Beschäftigungsstabilität von Arbeitsmarkteinsteiger/innen in Österreich

Zunehmend brüchiger werdende Erwerbsbiographien implizieren ein höheres Einkommensrisiko und haben langfristige Konsequenzen – besonders dann, wenn (wie in Österreich) Erwerbsbeteiligung und soziale Sicherung eng miteinander verknüpft sind.

Obwohl das Thema in der medialen Diskussion häufig präsent ist, gibt es für Österreich bisher kaum Untersuchungen zur längerfristigen Entwicklung von Beschäftigungsstabilität: Diese Lücke soll hier geschlossen werden.

Einkommensungleichheit im Lebenszyklus

Studien für andere Länder und erste Ergebnisse aus Forschungsprojekt 1 legen nahe, dass jüngere Generationen häufiger mit Einkommensschwankungen konfrontiert sind als ältere. Dieser Aspekt soll in Forschungsprojekt 2 anhand der Daten des Hauptverbandes der Sozialversicherungsträger analysiert werden:

  • Wie unterscheiden sich Einkommensverläufe verschiedener Kohorten?

  • Welche Unterschiede bestehen innerhalb und zwischen Kohorten? 

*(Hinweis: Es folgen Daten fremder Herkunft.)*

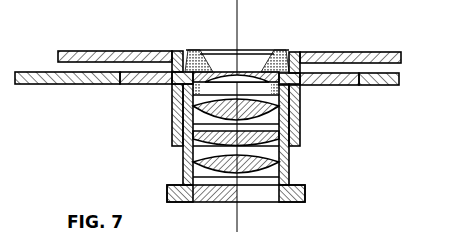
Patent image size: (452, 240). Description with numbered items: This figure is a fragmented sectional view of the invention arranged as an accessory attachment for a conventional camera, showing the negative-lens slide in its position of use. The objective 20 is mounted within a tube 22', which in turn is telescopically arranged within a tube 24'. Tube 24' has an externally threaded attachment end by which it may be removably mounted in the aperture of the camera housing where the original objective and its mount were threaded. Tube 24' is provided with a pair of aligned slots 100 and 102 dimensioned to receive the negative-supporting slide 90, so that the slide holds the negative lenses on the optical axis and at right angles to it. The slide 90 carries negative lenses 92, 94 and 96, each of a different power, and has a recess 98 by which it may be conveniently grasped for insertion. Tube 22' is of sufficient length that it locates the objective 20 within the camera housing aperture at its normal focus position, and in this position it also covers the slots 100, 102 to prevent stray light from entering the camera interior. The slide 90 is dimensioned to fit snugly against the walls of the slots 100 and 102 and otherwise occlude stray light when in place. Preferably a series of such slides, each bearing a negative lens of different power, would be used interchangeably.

The objective 20 is at (258, 207).
The tube 22' is at (206, 135).
The tube 24' is at (261, 116).
The slide 90 is at (396, 90).
The negative lens 92 is at (143, 84).
The negative lens 94 is at (199, 57).
The negative lens 96 is at (333, 85).
The recess 98 is at (39, 85).
The slot 100 is at (192, 57).
The slot 102 is at (288, 70).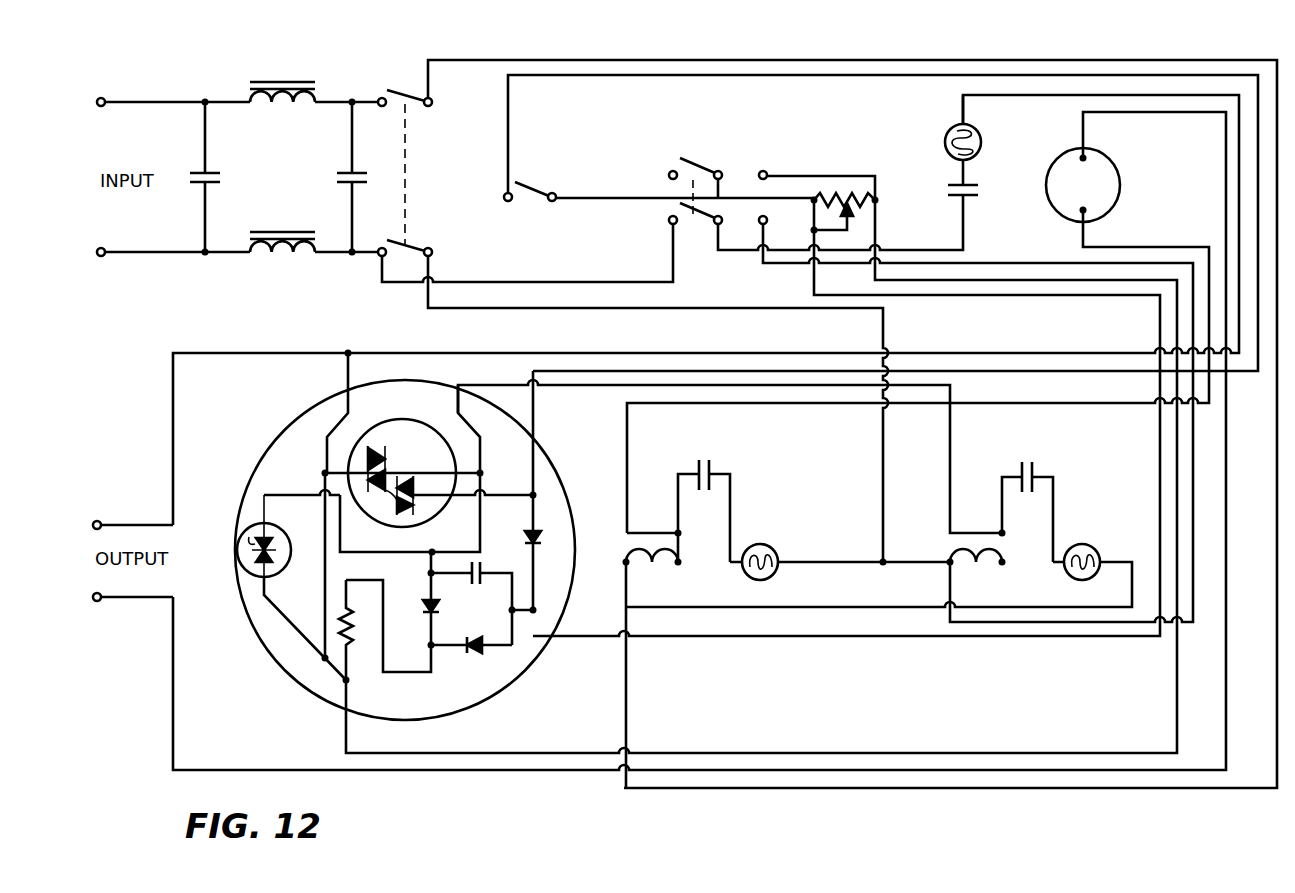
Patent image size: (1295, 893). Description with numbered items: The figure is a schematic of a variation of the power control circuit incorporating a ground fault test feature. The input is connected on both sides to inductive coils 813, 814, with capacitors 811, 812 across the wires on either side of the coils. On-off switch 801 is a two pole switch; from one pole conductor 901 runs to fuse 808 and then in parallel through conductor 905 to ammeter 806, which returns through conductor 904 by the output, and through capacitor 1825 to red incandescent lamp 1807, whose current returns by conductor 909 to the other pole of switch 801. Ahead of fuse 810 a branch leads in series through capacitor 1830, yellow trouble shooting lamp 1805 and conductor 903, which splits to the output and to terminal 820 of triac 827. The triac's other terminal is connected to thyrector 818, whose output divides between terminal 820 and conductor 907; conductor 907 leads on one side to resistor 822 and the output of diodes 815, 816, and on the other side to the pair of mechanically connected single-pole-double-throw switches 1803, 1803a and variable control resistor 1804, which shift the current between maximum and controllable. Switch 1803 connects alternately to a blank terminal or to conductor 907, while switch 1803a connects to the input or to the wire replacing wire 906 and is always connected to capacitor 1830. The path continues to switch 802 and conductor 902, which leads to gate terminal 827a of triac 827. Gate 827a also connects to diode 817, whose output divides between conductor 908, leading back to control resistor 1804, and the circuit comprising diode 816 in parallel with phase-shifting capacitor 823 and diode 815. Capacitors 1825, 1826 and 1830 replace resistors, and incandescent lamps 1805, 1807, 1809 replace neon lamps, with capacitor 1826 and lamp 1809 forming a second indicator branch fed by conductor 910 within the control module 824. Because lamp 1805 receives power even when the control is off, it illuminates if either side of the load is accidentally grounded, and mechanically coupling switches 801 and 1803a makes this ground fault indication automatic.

Auswirkungen eines Arbeitsplatzverlustes junger Arbeitnehmer/innen

Die ökonomische Literatur geht oft davon aus, dass der Verlust des Arbeitsplatzes für junge Arbeitnehmer/innen nur geringe, kurzfristige Auswirkungen hätte. Allerdings zeigen die wenigen existierenden empirischen Analysen für die USA, dass der Verlust des Arbeitsplatzes auch für Personen am Beginn ihrer Erwerbskarriere langfristig negative Konsequenzen hat. Ob das auch für Österreich gilt, soll hier untersucht werden.